From this Supreme Court language was born what is termed the planning level/operational level test for use in determining the contours of the discretionary function exception. See Lindgren v. United States, 665 F.2d 978, 980 (9th Cir.1982); Bryson v. United States, 463 F.Supp. 908, 911 (E.D. Pa.1978). Under this test all decisions concerning the “feasibility or practicability of governmental programs” or “considerations of public policy, calling for a balance of such factors as cost of Government programs against the potential benefit” were held to be “planning level” decisions and protected by the discretionary function exception. See Griffin v. United States, 500 F.2d 1059, 1064 (3d Cir.1974). Conversely, decisions which merely addressed how best to implement planning level decisions were defined as “operational decisions” not sheltered by the discretionary function exception.

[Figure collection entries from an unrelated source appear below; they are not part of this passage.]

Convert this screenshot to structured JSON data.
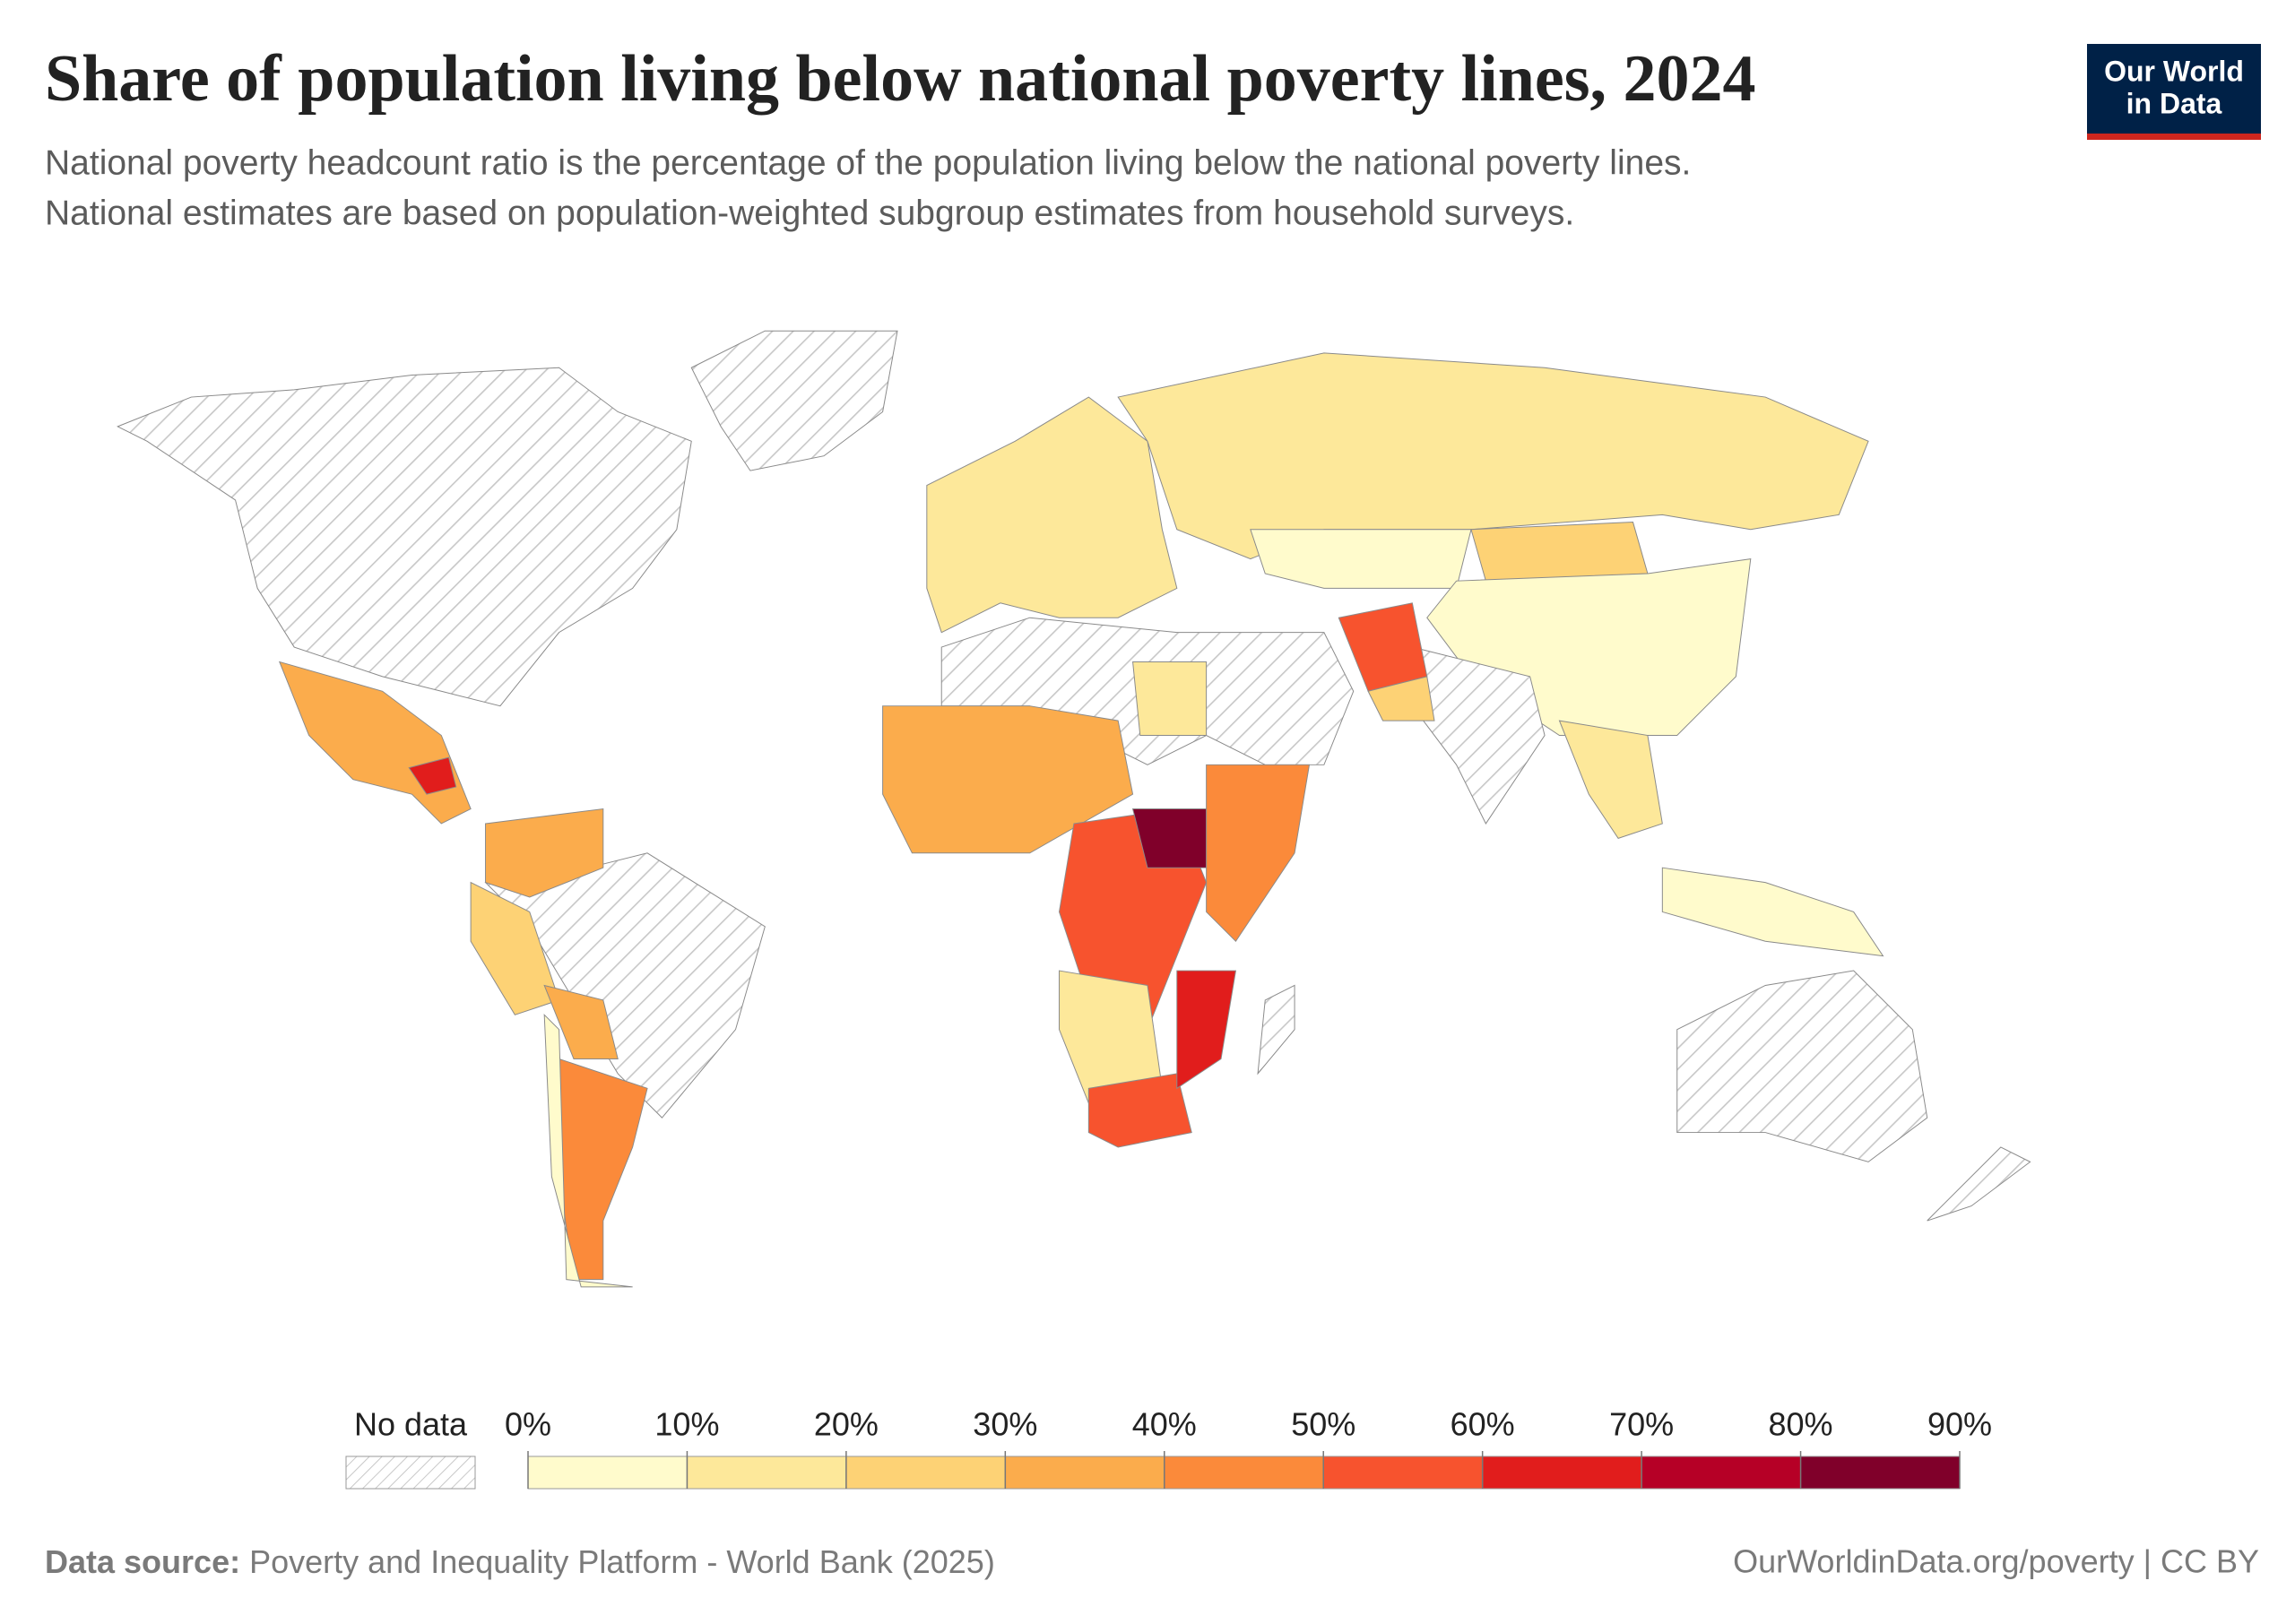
{
  "header": {
    "title": "Share of population living below national poverty lines, 2024",
    "subtitle": [
      "National poverty headcount ratio is the percentage of the population living below the national poverty lines.",
      "National estimates are based on population-weighted subgroup estimates from household surveys."
    ]
  },
  "logo": [
    "Our World",
    "in Data"
  ],
  "legend": {
    "no_data": "No data",
    "ticks": [
      {
        "value": 0,
        "label": "0%"
      },
      {
        "value": 10,
        "label": "10%"
      },
      {
        "value": 20,
        "label": "20%"
      },
      {
        "value": 30,
        "label": "30%"
      },
      {
        "value": 40,
        "label": "40%"
      },
      {
        "value": 50,
        "label": "50%"
      },
      {
        "value": 60,
        "label": "60%"
      },
      {
        "value": 70,
        "label": "70%"
      },
      {
        "value": 80,
        "label": "80%"
      },
      {
        "value": 90,
        "label": "90%"
      }
    ],
    "colors": [
      "#fffbcc",
      "#fde89a",
      "#fdd275",
      "#fbac4c",
      "#fb8a3a",
      "#f7532e",
      "#e11d1c",
      "#b60026",
      "#80002a"
    ]
  },
  "footer": {
    "source_label": "Data source:",
    "source": "Poverty and Inequality Platform - World Bank (2025)",
    "url": "OurWorldinData.org/poverty | CC BY"
  }
}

From the beginning the planning level/operational level test proved troublesome. As stated by Judge Becker, in one of the most comprehensive opinions on the subject, the “planning/operational distinction, instructive as it may be on a theoretical level, can become exceedingly problematic when applied to concrete facts.” Blessing v. United States, 447 F.Supp. 1160, 1173 (E.D.Pa.1978). Nonetheless, and apparently because this test does provide for many cases an accurate and easily applied standard, use of this test can still be found in reported decisions. See Payne v. United States, 730 F.2d 1434 (11th Cir. 1984); Grunnet v. United States, 730 F.2d 573 (9th Cir.1984); Jablonski v. United States, 712 F.2d 391 (9th Cir.1983); Morris v. United States, 585 F.Supp. 1543 (D.Mo. 1984). Its continued use, however, is of questionable propriety in that the most recent Supreme Court pronouncement on the discretionary function exception fails to even mention the test. See Varig Airlines, — U.S. —, 104 S.Ct. 2755, 81 L.Ed.2d 660.